Workers, students protest Forever 21’s labor practices
Garment workers, students and community members gathered Saturday afternoon in Santa Monica to protest clothing retailer Forever 21’s alleged unfair labor practices and urged shoppers to boycott the store popular among college students.
The workers allege they are owed thousands of dollars in minimum wage and overtime pay by the retail store, and say they were exposed to unsafe and unsanitary working conditions.
The one-hour demonstration, part of a two-year long boycott effort, took place on the busy intersection of Broadway Avenue and Third Street. About 45 people formed the protest, made up mostly of former and current garment workers and a handful of UCLA students.
Kimi Lee, director of the Garment Worker Center, a nonprofit group focused on organizing garment workers, said the protest revolved around Forever 21’s alleged complicity with subcontractors to deny garment workers their wages and state-mandated breaks.

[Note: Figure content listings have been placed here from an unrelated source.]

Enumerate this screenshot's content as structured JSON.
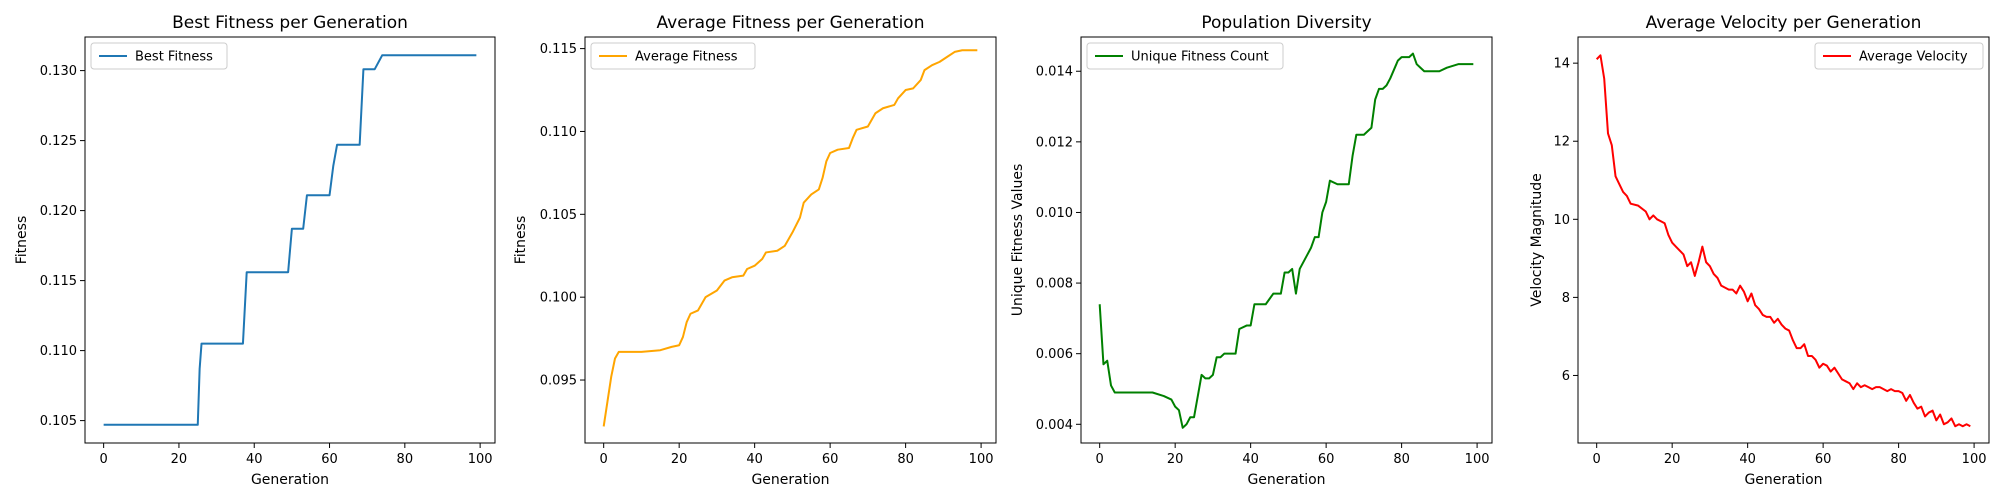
{
  "chart_data": [
    {
      "type": "line",
      "title": "Best Fitness per Generation",
      "xlabel": "Generation",
      "ylabel": "Fitness",
      "xlim": [
        -4.95,
        103.95
      ],
      "ylim": [
        0.1034,
        0.1324
      ],
      "xticks": [
        "0",
        "20",
        "40",
        "60",
        "80",
        "100"
      ],
      "xtick_values": [
        0,
        20,
        40,
        60,
        80,
        100
      ],
      "yticks": [
        "0.105",
        "0.110",
        "0.115",
        "0.120",
        "0.125",
        "0.130"
      ],
      "ytick_values": [
        0.105,
        0.11,
        0.115,
        0.12,
        0.125,
        0.13
      ],
      "legend_loc": "upper-left",
      "series": [
        {
          "name": "Best Fitness",
          "color": "#1f77b4",
          "points": [
            [
              0,
              0.1047
            ],
            [
              25,
              0.1047
            ],
            [
              25.5,
              0.1087
            ],
            [
              26,
              0.1105
            ],
            [
              37,
              0.1105
            ],
            [
              38,
              0.1156
            ],
            [
              49,
              0.1156
            ],
            [
              50,
              0.1187
            ],
            [
              53,
              0.1187
            ],
            [
              54,
              0.1211
            ],
            [
              60,
              0.1211
            ],
            [
              61,
              0.1232
            ],
            [
              62,
              0.1247
            ],
            [
              68,
              0.1247
            ],
            [
              69,
              0.1301
            ],
            [
              72,
              0.1301
            ],
            [
              74,
              0.1311
            ],
            [
              99,
              0.1311
            ]
          ]
        }
      ]
    },
    {
      "type": "line",
      "title": "Average Fitness per Generation",
      "xlabel": "Generation",
      "ylabel": "Fitness",
      "xlim": [
        -4.95,
        103.95
      ],
      "ylim": [
        0.0912,
        0.1157
      ],
      "xticks": [
        "0",
        "20",
        "40",
        "60",
        "80",
        "100"
      ],
      "xtick_values": [
        0,
        20,
        40,
        60,
        80,
        100
      ],
      "yticks": [
        "0.095",
        "0.100",
        "0.105",
        "0.110",
        "0.115"
      ],
      "ytick_values": [
        0.095,
        0.1,
        0.105,
        0.11,
        0.115
      ],
      "legend_loc": "upper-left",
      "series": [
        {
          "name": "Average Fitness",
          "color": "#ffa500",
          "points": [
            [
              0,
              0.0922
            ],
            [
              1,
              0.0937
            ],
            [
              2,
              0.0952
            ],
            [
              3,
              0.0963
            ],
            [
              4,
              0.0967
            ],
            [
              6,
              0.0967
            ],
            [
              10,
              0.0967
            ],
            [
              15,
              0.0968
            ],
            [
              18,
              0.097
            ],
            [
              20,
              0.0971
            ],
            [
              21,
              0.0976
            ],
            [
              22,
              0.0985
            ],
            [
              23,
              0.099
            ],
            [
              25,
              0.0992
            ],
            [
              27,
              0.1
            ],
            [
              30,
              0.1004
            ],
            [
              32,
              0.101
            ],
            [
              34,
              0.1012
            ],
            [
              37,
              0.1013
            ],
            [
              38,
              0.1017
            ],
            [
              40,
              0.1019
            ],
            [
              42,
              0.1023
            ],
            [
              43,
              0.1027
            ],
            [
              46,
              0.1028
            ],
            [
              48,
              0.1031
            ],
            [
              50,
              0.1039
            ],
            [
              52,
              0.1048
            ],
            [
              53,
              0.1057
            ],
            [
              55,
              0.1062
            ],
            [
              57,
              0.1065
            ],
            [
              58,
              0.1072
            ],
            [
              59,
              0.1082
            ],
            [
              60,
              0.1087
            ],
            [
              62,
              0.1089
            ],
            [
              65,
              0.109
            ],
            [
              66,
              0.1096
            ],
            [
              67,
              0.1101
            ],
            [
              70,
              0.1103
            ],
            [
              72,
              0.1111
            ],
            [
              74,
              0.1114
            ],
            [
              77,
              0.1116
            ],
            [
              78,
              0.112
            ],
            [
              80,
              0.1125
            ],
            [
              82,
              0.1126
            ],
            [
              84,
              0.1131
            ],
            [
              85,
              0.1137
            ],
            [
              87,
              0.114
            ],
            [
              89,
              0.1142
            ],
            [
              91,
              0.1145
            ],
            [
              93,
              0.1148
            ],
            [
              95,
              0.1149
            ],
            [
              99,
              0.1149
            ]
          ]
        }
      ]
    },
    {
      "type": "line",
      "title": "Population Diversity",
      "xlabel": "Generation",
      "ylabel": "Unique Fitness Values",
      "xlim": [
        -4.95,
        103.95
      ],
      "ylim": [
        0.00347,
        0.01497
      ],
      "xticks": [
        "0",
        "20",
        "40",
        "60",
        "80",
        "100"
      ],
      "xtick_values": [
        0,
        20,
        40,
        60,
        80,
        100
      ],
      "yticks": [
        "0.004",
        "0.006",
        "0.008",
        "0.010",
        "0.012",
        "0.014"
      ],
      "ytick_values": [
        0.004,
        0.006,
        0.008,
        0.01,
        0.012,
        0.014
      ],
      "legend_loc": "upper-left",
      "series": [
        {
          "name": "Unique Fitness Count",
          "color": "#008000",
          "points": [
            [
              0,
              0.0074
            ],
            [
              1,
              0.0057
            ],
            [
              2,
              0.0058
            ],
            [
              3,
              0.0051
            ],
            [
              4,
              0.0049
            ],
            [
              8,
              0.0049
            ],
            [
              14,
              0.0049
            ],
            [
              17,
              0.0048
            ],
            [
              19,
              0.0047
            ],
            [
              20,
              0.0045
            ],
            [
              21,
              0.0044
            ],
            [
              22,
              0.0039
            ],
            [
              23,
              0.004
            ],
            [
              24,
              0.0042
            ],
            [
              25,
              0.0042
            ],
            [
              26,
              0.0048
            ],
            [
              27,
              0.0054
            ],
            [
              28,
              0.0053
            ],
            [
              29,
              0.0053
            ],
            [
              30,
              0.0054
            ],
            [
              31,
              0.0059
            ],
            [
              32,
              0.0059
            ],
            [
              33,
              0.006
            ],
            [
              36,
              0.006
            ],
            [
              37,
              0.0067
            ],
            [
              39,
              0.0068
            ],
            [
              40,
              0.0068
            ],
            [
              41,
              0.0074
            ],
            [
              44,
              0.0074
            ],
            [
              46,
              0.0077
            ],
            [
              48,
              0.0077
            ],
            [
              49,
              0.0083
            ],
            [
              50,
              0.0083
            ],
            [
              51,
              0.0084
            ],
            [
              52,
              0.0077
            ],
            [
              53,
              0.0084
            ],
            [
              55,
              0.0088
            ],
            [
              56,
              0.009
            ],
            [
              57,
              0.0093
            ],
            [
              58,
              0.0093
            ],
            [
              59,
              0.01
            ],
            [
              60,
              0.0103
            ],
            [
              61,
              0.0109
            ],
            [
              63,
              0.0108
            ],
            [
              66,
              0.0108
            ],
            [
              67,
              0.0116
            ],
            [
              68,
              0.0122
            ],
            [
              70,
              0.0122
            ],
            [
              72,
              0.0124
            ],
            [
              73,
              0.0132
            ],
            [
              74,
              0.0135
            ],
            [
              75,
              0.0135
            ],
            [
              76,
              0.0136
            ],
            [
              77,
              0.0138
            ],
            [
              79,
              0.0143
            ],
            [
              80,
              0.0144
            ],
            [
              82,
              0.0144
            ],
            [
              83,
              0.0145
            ],
            [
              84,
              0.0142
            ],
            [
              85,
              0.0141
            ],
            [
              86,
              0.014
            ],
            [
              90,
              0.014
            ],
            [
              92,
              0.0141
            ],
            [
              95,
              0.0142
            ],
            [
              99,
              0.0142
            ]
          ]
        }
      ]
    },
    {
      "type": "line",
      "title": "Average Velocity per Generation",
      "xlabel": "Generation",
      "ylabel": "Velocity Magnitude",
      "xlim": [
        -4.95,
        103.95
      ],
      "ylim": [
        4.27,
        14.67
      ],
      "xticks": [
        "0",
        "20",
        "40",
        "60",
        "80",
        "100"
      ],
      "xtick_values": [
        0,
        20,
        40,
        60,
        80,
        100
      ],
      "yticks": [
        "6",
        "8",
        "10",
        "12",
        "14"
      ],
      "ytick_values": [
        6,
        8,
        10,
        12,
        14
      ],
      "legend_loc": "upper-right",
      "series": [
        {
          "name": "Average Velocity",
          "color": "#ff0000",
          "points": [
            [
              0,
              14.1
            ],
            [
              1,
              14.2
            ],
            [
              2,
              13.6
            ],
            [
              3,
              12.2
            ],
            [
              4,
              11.9
            ],
            [
              5,
              11.1
            ],
            [
              6,
              10.9
            ],
            [
              7,
              10.7
            ],
            [
              8,
              10.6
            ],
            [
              9,
              10.4
            ],
            [
              11,
              10.35
            ],
            [
              13,
              10.2
            ],
            [
              14,
              10.0
            ],
            [
              15,
              10.1
            ],
            [
              16,
              10.0
            ],
            [
              17,
              9.95
            ],
            [
              18,
              9.9
            ],
            [
              19,
              9.6
            ],
            [
              20,
              9.4
            ],
            [
              21,
              9.3
            ],
            [
              22,
              9.2
            ],
            [
              23,
              9.1
            ],
            [
              24,
              8.8
            ],
            [
              25,
              8.9
            ],
            [
              26,
              8.55
            ],
            [
              27,
              8.9
            ],
            [
              28,
              9.3
            ],
            [
              29,
              8.9
            ],
            [
              30,
              8.8
            ],
            [
              31,
              8.6
            ],
            [
              32,
              8.5
            ],
            [
              33,
              8.3
            ],
            [
              34,
              8.25
            ],
            [
              35,
              8.2
            ],
            [
              36,
              8.2
            ],
            [
              37,
              8.1
            ],
            [
              38,
              8.3
            ],
            [
              39,
              8.15
            ],
            [
              40,
              7.9
            ],
            [
              41,
              8.1
            ],
            [
              42,
              7.8
            ],
            [
              43,
              7.7
            ],
            [
              44,
              7.55
            ],
            [
              45,
              7.5
            ],
            [
              46,
              7.5
            ],
            [
              47,
              7.35
            ],
            [
              48,
              7.45
            ],
            [
              49,
              7.3
            ],
            [
              50,
              7.2
            ],
            [
              51,
              7.15
            ],
            [
              52,
              6.9
            ],
            [
              53,
              6.7
            ],
            [
              54,
              6.7
            ],
            [
              55,
              6.8
            ],
            [
              56,
              6.5
            ],
            [
              57,
              6.5
            ],
            [
              58,
              6.4
            ],
            [
              59,
              6.2
            ],
            [
              60,
              6.3
            ],
            [
              61,
              6.25
            ],
            [
              62,
              6.1
            ],
            [
              63,
              6.2
            ],
            [
              64,
              6.05
            ],
            [
              65,
              5.9
            ],
            [
              66,
              5.85
            ],
            [
              67,
              5.8
            ],
            [
              68,
              5.65
            ],
            [
              69,
              5.8
            ],
            [
              70,
              5.7
            ],
            [
              71,
              5.75
            ],
            [
              72,
              5.7
            ],
            [
              73,
              5.65
            ],
            [
              74,
              5.7
            ],
            [
              75,
              5.7
            ],
            [
              76,
              5.65
            ],
            [
              77,
              5.6
            ],
            [
              78,
              5.65
            ],
            [
              79,
              5.6
            ],
            [
              80,
              5.6
            ],
            [
              81,
              5.55
            ],
            [
              82,
              5.35
            ],
            [
              83,
              5.5
            ],
            [
              84,
              5.3
            ],
            [
              85,
              5.15
            ],
            [
              86,
              5.2
            ],
            [
              87,
              4.95
            ],
            [
              88,
              5.05
            ],
            [
              89,
              5.1
            ],
            [
              90,
              4.85
            ],
            [
              91,
              5.0
            ],
            [
              92,
              4.75
            ],
            [
              93,
              4.8
            ],
            [
              94,
              4.9
            ],
            [
              95,
              4.7
            ],
            [
              96,
              4.75
            ],
            [
              97,
              4.7
            ],
            [
              98,
              4.75
            ],
            [
              99,
              4.7
            ]
          ]
        }
      ]
    }
  ]
}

On Dec. 25, 2003, negotiations between the garment workers and Forever 21 broke down, prompting the protest.
According to the Garment Worker Center’s Web site, the garment workers announced an official boycott of Forever 21 stores on Nov. 17, 2001 and filed a lawsuit. The lawsuit alleges Forever 21 engaged in unfair labor practices by systematically outsourcing work to suspected sweatshops.
The demonstrators are also demanding Forever 21 assume responsibility for the wages and working conditions of its garment factories. Lee said the retail store holds a “position of power” to change the alleged sweatshop conditions.
Ann Song, manager of the Forever 21 store in Santa Monica, declined to comment on the protest or the demonstrators’ concerns.
According to an article published in the Los Angeles Times, retail store representatives have said the garment workers are not directly employed by Forever 21, and therefore, the retailer should not be held financially responsible.
Economically disadvantaged but politically active, several of the garment workers have participated in a number of outreach efforts to university students and community groups to build support.
Erika Aspericueta, a third-year political science and Chicana/o studies student, saw a presentation by former Forever 21 garment workers in her Chicana/o studies labor transnational organization class. She joined the garment worker’s e-mail network afterward, and has begun to help their cause.
“Since then, I’ve stopped shopping (at Forever 21),” she said.
Erika’s sister, Vanessa, a first-year biology student, said she attended the protest to support the immigrant community.
Aspericueta said she was sympathetic to the workers’ difficult immigrant experience.
“I wanted to support (them), especially the immigrants. Exploitation still happens,” she said.
One of the demonstrators, Zenaida Basavez, a 48-year-old Mexican immigrant, said she worked for nine months in a garment shop subcontracted by Forever 21 in 2000.
Basavez, who said she grew up without any schooling or education, had to show a white sheet of paper with her name printed on it to identify herself.
A separated mother of eight children with few employment options, Basavez said she immigrated to the United States in 1999 to help her children.
Working 50-hour weeks, Basavez said she earned about $180 to $200 a week, or $3.60 to $4 an hour.
“It’s not about money. It’s about dignity. We get stepped on ... over and over again. We just want to get treated like human beings,” she said, speaking in Spanish.